29 January 2009


The winds are back, booming about my house, but this morning was just warm, breezy and very clear.

When the Santa Anas blow, the planes take off in reverse from John Wayne, heading back inland rather than going out over the ocean, so they are, in effect, taking off into the wind. Homeward bound, I watched one, two, three fly over head, in quick succession, just moments after the airport opened for business.

I've been on those planes: one headed toward Northern California, one toward Phoenix, the last probably Las Vegas. I'm a veteran of the 6:45 am flight.

I'm a veteran of flight. I've been known to be a flight risk.

I've learned to stand my ground.

I look back at how it all happened, and I see how it all played out, and I understand why I no longer fit into my life. Why reintegration is not possible. There is nothing to reintegrate. Jigsaw falling into place.

I saw this happening as it happened, and I took the chance. I understand that one of my failings as a writer of fiction is that I keep trying to write stories from the perspective of the person I no longer am. I know I live and grow, and then I deny that it's happened. How silly.

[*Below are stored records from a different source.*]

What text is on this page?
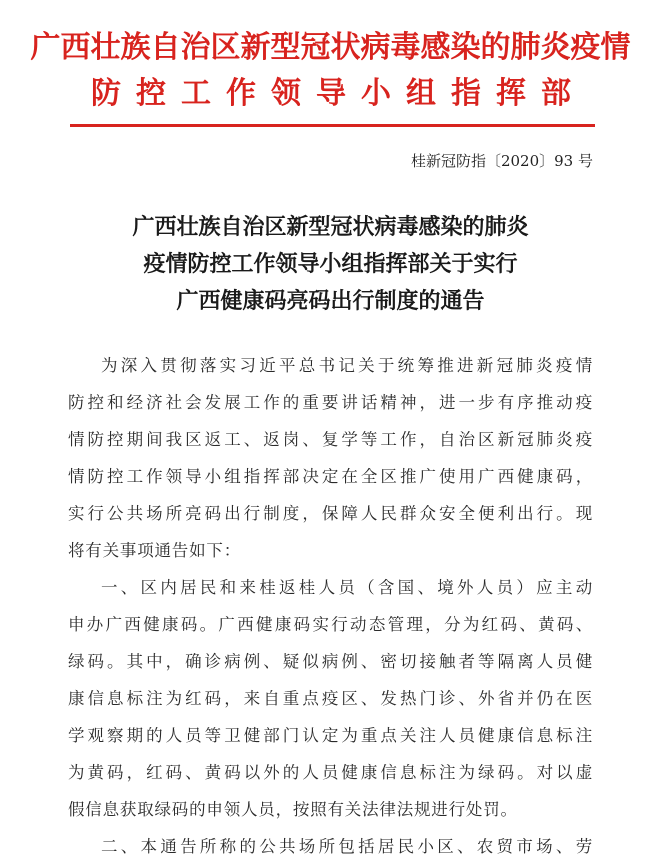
广西壮族自治区新型冠状病毒感染的肺炎疫情
防控工作领导小组指挥部
桂新冠防指〔2020〕93 号
广西壮族自治区新型冠状病毒感染的肺炎
疫情防控工作领导小组指挥部关于实行
广西健康码亮码出行制度的通告
为深入贯彻落实习近平总书记关于统筹推进新冠肺炎疫情
防控和经济社会发展工作的重要讲话精神，进一步有序推动疫
情防控期间我区返工、返岗、复学等工作，自治区新冠肺炎疫
情防控工作领导小组指挥部决定在全区推广使用广西健康码，
实行公共场所亮码出行制度，保障人民群众安全便利出行。现
将有关事项通告如下：
一、区内居民和来桂返桂人员（含国、境外人员）应主动
申办广西健康码。广西健康码实行动态管理，分为红码、黄码、
绿码。其中，确诊病例、疑似病例、密切接触者等隔离人员健
康信息标注为红码，来自重点疫区、发热门诊、外省并仍在医
学观察期的人员等卫健部门认定为重点关注人员健康信息标注
为黄码，红码、黄码以外的人员健康信息标注为绿码。对以虚
假信息获取绿码的申领人员，按照有关法律法规进行处罚。
二、本通告所称的公共场所包括居民小区、农贸市场、劳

But one of my successes as a writer of truth--and truth is a slippery concept, to be sure, and can be unintentionally lost in translation--is that I'm learning to make the words real. I wasn't sure at first, but I want the connection.

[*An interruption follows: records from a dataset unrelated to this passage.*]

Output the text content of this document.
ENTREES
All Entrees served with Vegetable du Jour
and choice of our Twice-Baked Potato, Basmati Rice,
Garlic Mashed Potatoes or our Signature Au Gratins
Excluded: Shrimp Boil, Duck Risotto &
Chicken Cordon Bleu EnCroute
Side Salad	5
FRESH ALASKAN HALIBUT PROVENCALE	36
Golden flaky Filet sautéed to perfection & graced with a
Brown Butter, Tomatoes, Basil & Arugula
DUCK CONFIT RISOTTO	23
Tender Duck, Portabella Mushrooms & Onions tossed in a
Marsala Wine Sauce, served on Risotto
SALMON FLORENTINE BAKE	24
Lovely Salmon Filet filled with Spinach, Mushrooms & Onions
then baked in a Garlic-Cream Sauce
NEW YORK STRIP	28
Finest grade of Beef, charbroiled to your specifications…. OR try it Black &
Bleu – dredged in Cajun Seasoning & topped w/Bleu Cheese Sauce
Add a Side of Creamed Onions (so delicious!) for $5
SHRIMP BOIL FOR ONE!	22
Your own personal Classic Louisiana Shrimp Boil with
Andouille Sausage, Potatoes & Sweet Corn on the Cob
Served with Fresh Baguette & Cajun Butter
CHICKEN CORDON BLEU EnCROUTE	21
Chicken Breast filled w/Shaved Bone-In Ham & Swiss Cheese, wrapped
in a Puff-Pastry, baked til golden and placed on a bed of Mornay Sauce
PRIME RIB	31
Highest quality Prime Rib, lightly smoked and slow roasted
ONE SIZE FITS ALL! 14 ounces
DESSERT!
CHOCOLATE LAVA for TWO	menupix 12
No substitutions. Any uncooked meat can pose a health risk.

Epiphanies are lovely things, energizing things, and I've certainly had my share. But often I've not seen the farther reaching effects of those moments of truth and imminent change, and sometimes I've been so intensely focused on the moment that I missed why it was happening. And there are times that I haven't been conscious of the fact that while the epiphany is mine, the impact is not only upon my life. But there are those times--frightening, magic and wide awake times--when everything is so incredibly clear, and there is no doubt, and the road I'm intended to take is so brightly laid out in front of me, lit with flares and fireworks.

This is where it stands.

The sun rises and the jets catch the light, a brief but blinding flash. From the opposite direction, another on its way to land, a streak of pure orange fire. And in the distance, far above my head, a contrail, pink in the brightening day.

There is a bond there that I don't understand, but I take it as a gift. Every moment was a gift.

Go listen to some good music: "Remembrances" from the album ...undone by The Lucy Show. I am beyond exhaustion at this point, and yet, everything is crystal clear. A little scary. And while the above is truth, life informs work. Meaning the work has begun.